The nation’s current legal standard for carrying out the death penalty could turn on a single justice’s vote after the U.S. Supreme Court hears arguments on Wednesday in a challenge brought by Oklahoma death row inmates.
The arguments in the case, known as Glossip v. Gross, will focus on three relatively narrow issues. But the decision could have a sweeping impact on the death penalty nationwide if it results in removal of a controversial drug, midazolam, from the list of drugs available for use in executions.

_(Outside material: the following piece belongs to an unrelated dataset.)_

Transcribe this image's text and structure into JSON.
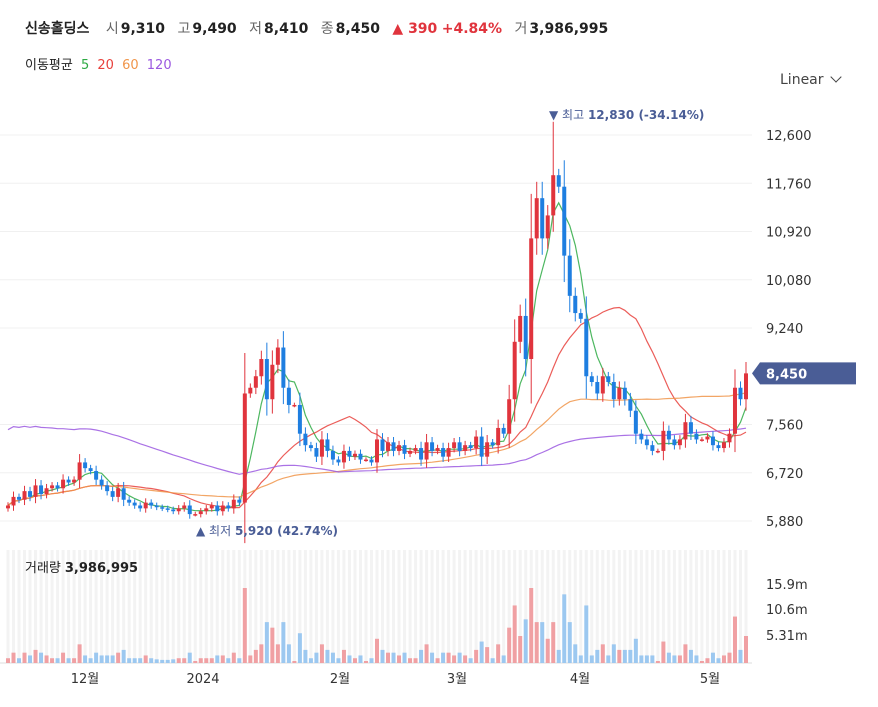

U.S. SUPREME COURT HEARING
Case: Glossip V. Gross
When: 10 a.m. Wed., April 29
Arguing for petitioners: Robin Konrad, Arizona office of the Federal Public Defender
Arguing for respondents: Patrick Wyrick, solicitor general of Oklahoma
Decision expected: Mid to late June.
At the heart of the challenge is whether midazolam, which is a sedative, can induce the same “comalike state” in people as pentobarbital and other anesthetics have done during executions for decades.
The Oklahoma death-row inmates bringing the suit – Richard E. Glossip, John M. Grant and Benjamin R. Cole Sr. – argue that midazolam can leave inmates conscious during executions.
Deborah Denno, a Fordham University law professor specializing in death penalty issues, said the court’s decision in Glossip could provide some needed clarity after years of “pandemonium” following a 2008 ruling by the court.
The court will consider three questions in the Glossip case:
* Whether a state can use a three-drug protocol if a scientific consensus exists that the first drug “cannot reliably produce deep, comalike unconsciousness.” Although midazolam is the drug at issue, the court’s decision could apply to other drugs that states may turn to in the future.
* Whether the state’s protocol is “substantially similar” to the three-drug protocol at issue in the 2008 case, Baze v. Rees, out of Kentucky, in which the court upheld that method of lethal injection.
* Whether inmates must identify an alternate method of execution if the preferred method is not available. The inmates in the case raised this question because of language in Baze v. Rees that discusses whether a drug used in executions presents a risk of severe pain that is “substantial when compared to the known and available alternatives.”
The court’s decision is expected to break down along lines close to those in its 5-4 vote in January denying a stay of execution to Oklahoma death row inmate Charles Warner. Warner was executed Jan. 15.
Justices Sonya Sotomayor, Ruth Bader Ginsburg, Stephen Breyer and Elena Kagan, the court’s liberal wing, voted for a stay in Warner’s case, which raised essentially the same issues as those in the Glossip case.
Court watchers agree that four conservative justices are unlikely to vote in favor of the inmates’ challenge to Oklahoma’s protocol. That leaves one justice, Anthony Kennedy, as the possible swing vote in the case, Denno said.
Although it’s difficult to predict how such complex cases will be decided, Denno said those on all sides of the issue hope for a clearer standard than the current one.
In the Baze v. Rees decision, the high court ruled that any state using a protocol that is substantially similar to the one used in Kentucky was acceptable.
“The petitioners are now saying it is not substantially similar, so Baze doesn’t apply. I consider that a pretty important discussion,” Denno said.
“I am anticipating a court that is much more aware of these drugs, much more aware of the lethal injection process.”
Even before the court rules on the Oklahoma challenge, states have reacted to the legal uncertainty it has created. Oklahoma is one of five states using midazolam for lethal injections. Several states have ceased executions until the case is decided.
In Oklahoma this year, lawmakers passed and Gov. Mary Fallin signed into law a bill that allows executions by nitrogen gas. Utah brought back the possibility of a firing squad while Tennessee legalized the electric chair.